Ayasofya: Kabus dolu rüyamız
Ayasofya Camii gündemimizden hiç düşmeyen ancak şu sıralar biraz daha yüksek sesle dillendirdiğimiz sancımız, yaramız. Adeta kabus dolu rüyamız. Kim uyandıracak bizi 1935 Şubat'ından beri devam edegelen bu sıkıntılı rüyadan? Acaba ne zaman rahmet esintisi ile uyanacağız?
Fethin mirası ve sembolü olan bu eseri yeniden gündeme almak yetmiyor, onun hakkında ne kadar bilgi sahibi olduğumuz da ayrı bir önem arzediyor. İşte Fatih Sultan Mehmet Vakıf Üniversitesi çok hayırlı bir işle Ocak-Mart bültenini tamamen Ayasofya'ya tahsis etmiş. 256 sayfalık bülten aslında arşivlik bir kitap. Zira bugüne kadar edinemeyenler için Üç Devirde Bir Mabed (Ahmet Akgündüz, Said Öztürk, Yaşar Baş) kitabından Ayasofya Vakfiyesi kısmı tıpkıbasım yapılmış. Vakfiyenin transkripsiyonu yine bültende yer almakta. Ayrıca Mustafa Armağan'ın daha önce üniversitede yaptığı Ayasofya söyleşisinin deşifresi, Ruşen Eşref Ünaydın'ın kaleminden “Ayasofya'da Bayram Namazı”, “Edmondo de Amicis'in Gözünden Ayasofya”, Üç Devirde Bir Mabed kitabından “Ayasofya'da Türk-İslam İzleri” yazıları bültende yer alan diğer yazılar.

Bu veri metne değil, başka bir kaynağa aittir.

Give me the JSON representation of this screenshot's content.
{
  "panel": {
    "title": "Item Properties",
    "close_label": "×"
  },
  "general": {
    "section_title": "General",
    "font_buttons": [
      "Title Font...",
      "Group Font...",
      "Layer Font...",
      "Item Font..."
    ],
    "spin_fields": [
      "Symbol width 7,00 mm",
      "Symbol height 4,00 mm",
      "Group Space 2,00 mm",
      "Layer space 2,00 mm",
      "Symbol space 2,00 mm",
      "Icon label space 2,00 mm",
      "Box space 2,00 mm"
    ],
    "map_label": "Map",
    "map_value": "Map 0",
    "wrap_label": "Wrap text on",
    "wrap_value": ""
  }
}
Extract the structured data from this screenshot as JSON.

Ayasofya'da idrak edilen son Kadir Gecesi
Bültenin girişinde Prof. Dr. Hikmet Özdemir, vakfiyede yer alan dua ve bedduanın muhatabının yalnız Ayasofya'yı camilikten çıkaranlar değil, aynı zamanda vakfiyeyi dikkate almayarak Ayasofya'yı ibadete açmayan/ açmak için gayret göstermeyen rical-i devlet olduğunu yazıyor. Maalesef acı hakikat bu. Müzeye dönen koca mabedin, fetih mirasının kapanma serencamının da her aşamasının şaibeli olduğu artık bir hakikat olarak önümüzde duruyor. Mustafa Armağan, can yakıcı bir soru daha soruyor: Ayasofya ibadete kapalı iken nasıl, hangi yüzle fetih kutlayabiliyoruz? Fethin sembolü olan mabed, Fener Rum Patrikhanesi'nin değil, bizzat Bizans imparatorunun şahsi mülkü idi ve fetihle beraber Fatih'in mülkiyetine geçmişti. Artık manasından çok çok uzaklaşan fetih gösterilerinin yukarıdaki soru sorulduğunda anlamsızlığı açığa çıkacaktır.

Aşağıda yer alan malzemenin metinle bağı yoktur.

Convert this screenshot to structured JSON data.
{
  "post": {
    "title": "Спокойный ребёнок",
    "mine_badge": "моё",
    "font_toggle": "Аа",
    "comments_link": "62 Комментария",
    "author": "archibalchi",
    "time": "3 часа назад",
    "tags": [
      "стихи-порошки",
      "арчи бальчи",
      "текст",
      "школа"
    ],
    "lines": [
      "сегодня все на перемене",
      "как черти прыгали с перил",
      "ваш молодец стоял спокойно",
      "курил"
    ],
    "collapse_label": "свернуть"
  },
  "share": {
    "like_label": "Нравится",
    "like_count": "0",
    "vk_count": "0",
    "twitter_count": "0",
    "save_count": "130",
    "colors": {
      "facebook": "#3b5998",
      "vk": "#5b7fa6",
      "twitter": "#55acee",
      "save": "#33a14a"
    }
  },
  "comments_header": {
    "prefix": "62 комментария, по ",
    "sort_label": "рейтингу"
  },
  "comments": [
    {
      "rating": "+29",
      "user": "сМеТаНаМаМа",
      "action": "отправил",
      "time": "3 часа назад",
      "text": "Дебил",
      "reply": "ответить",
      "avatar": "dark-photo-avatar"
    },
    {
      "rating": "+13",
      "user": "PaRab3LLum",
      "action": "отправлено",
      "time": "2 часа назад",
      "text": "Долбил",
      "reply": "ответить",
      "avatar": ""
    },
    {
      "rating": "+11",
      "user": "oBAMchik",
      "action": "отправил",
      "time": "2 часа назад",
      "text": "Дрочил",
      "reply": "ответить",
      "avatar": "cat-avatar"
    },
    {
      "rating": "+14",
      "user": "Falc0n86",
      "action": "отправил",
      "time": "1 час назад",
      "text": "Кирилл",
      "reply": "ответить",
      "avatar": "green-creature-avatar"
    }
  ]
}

Armağan'ın aktardığı bir diğer anektod Ayasofya'da idrak edilen son Kadir Gecesi ile alakalı. Dönemin Amerikan büyükelçisi Charles Sherill, 1933 yılı Kadir Gecesi'ni Ayasofya'da idrak etmek istemiş. Duygularını hatıralarında paylaşmış: "On binden fazla insanın bütün her şeyi unutup, ruhları ve kalpleriyle kainatın yaratıcısına dua edişlerini seyretmek Müslüman olmayanlara dahi büyük bir heyecan verir. Burada yapılan dualar o insanların kalplerinde Tanrı'ya doğru ulaşmaktadır. Avrupa papazlarınki gibi bir kılavuzluk olmadan doğrudan doğruya Tanrı'ya ulaşmaları muhteşemdir. Ben o akşam orada yaşanan o manevi ortamı daha önce hiçbir Hristiyan meclisinde görmediğimi rahatlıkla söyleyebilirim."

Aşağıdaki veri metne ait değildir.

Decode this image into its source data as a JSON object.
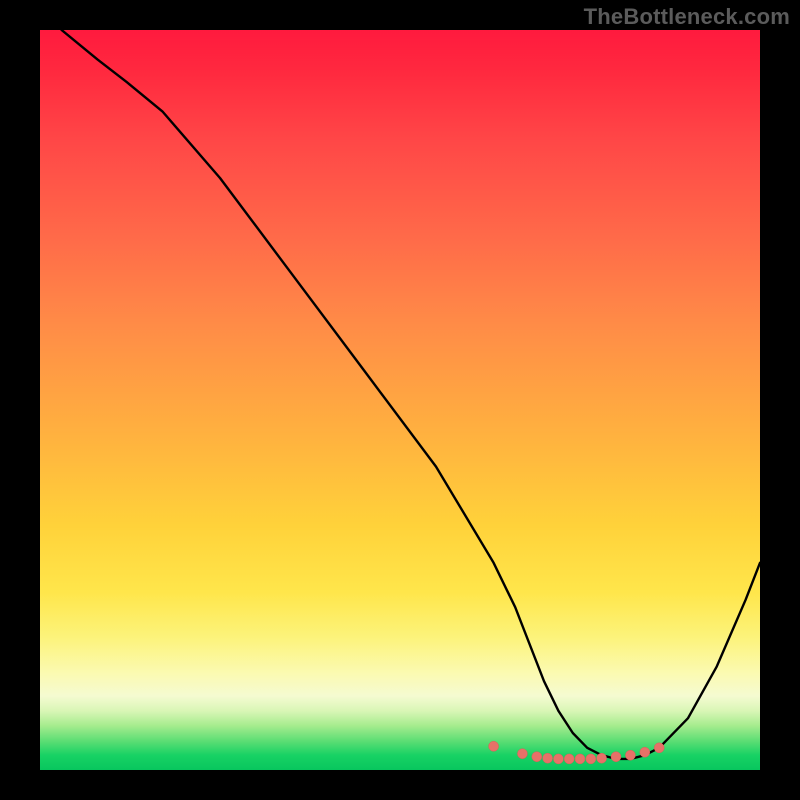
{
  "watermark": "TheBottleneck.com",
  "chart_data": {
    "type": "line",
    "title": "",
    "xlabel": "",
    "ylabel": "",
    "xlim": [
      0,
      100
    ],
    "ylim": [
      0,
      100
    ],
    "series": [
      {
        "name": "curve",
        "x": [
          3,
          8,
          12,
          17,
          25,
          35,
          45,
          55,
          63,
          66,
          68,
          70,
          72,
          74,
          76,
          78,
          80,
          82,
          84,
          86,
          90,
          94,
          98,
          100
        ],
        "y": [
          100,
          96,
          93,
          89,
          80,
          67,
          54,
          41,
          28,
          22,
          17,
          12,
          8,
          5,
          3,
          2,
          1.5,
          1.5,
          2,
          3,
          7,
          14,
          23,
          28
        ]
      }
    ],
    "markers": {
      "name": "highlight-dots",
      "x": [
        63,
        67,
        69,
        70.5,
        72,
        73.5,
        75,
        76.5,
        78,
        80,
        82,
        84,
        86
      ],
      "y": [
        3.2,
        2.2,
        1.8,
        1.6,
        1.5,
        1.5,
        1.5,
        1.5,
        1.6,
        1.8,
        2.0,
        2.4,
        3.0
      ]
    },
    "gradient_stops": [
      {
        "pos": 0,
        "color": "#ff1a3e"
      },
      {
        "pos": 28,
        "color": "#ff6a49"
      },
      {
        "pos": 55,
        "color": "#ffb23f"
      },
      {
        "pos": 76,
        "color": "#ffe64b"
      },
      {
        "pos": 90,
        "color": "#f5fbd1"
      },
      {
        "pos": 100,
        "color": "#08c65e"
      }
    ]
  }
}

Vakfiyeden ilginç bir ayrıntı
Bugün Tapu Kadastro Müdürlüğü'nde kayıtlı Arapça vakfiyede sadece Ayasofya yer almıyor. Bezzazlar Çarşısı, Kalenderhâne, Galata Camii, Şeyh Vefâzâde Camii, Fatih Camii gibi vakıf eserleri de bu vakfiyede yer alır. “Bugün vakfiyelerde yer alan hangi hususa riayet ediyoruz” sorusu ayrı bir bahistir. Ama Fatih Camii de gözümüzün önünde duran önemli klasik eserlerimizdendir. Fatih Sultan Mehmet vakfiyede Fatih Camii'ne 20 kişi tayin ettiğini, bunlardan her birinin günlük iki akçe ile Kur'an'ı dönüşümlü olarak okuyacağını, yirmi kişi daha tayin ettiğini ve bu kişilerin her birinin her gün camide 3500 defa kelime-i tevhid okuyacağını, yine bu kişilerin reislerine günlük üç akçe, diğerleri için iki akçe ayrıldığını, on kişi daha tayin edip her gün Efendimiz'e salavat getirileceğini, bunun yanında beş kişi daha tayin olup burada günlük beş vakit namazını cemaatle kılacağını ve sevabını da vakfa bağışlayıp dua edeceklerini zikreder.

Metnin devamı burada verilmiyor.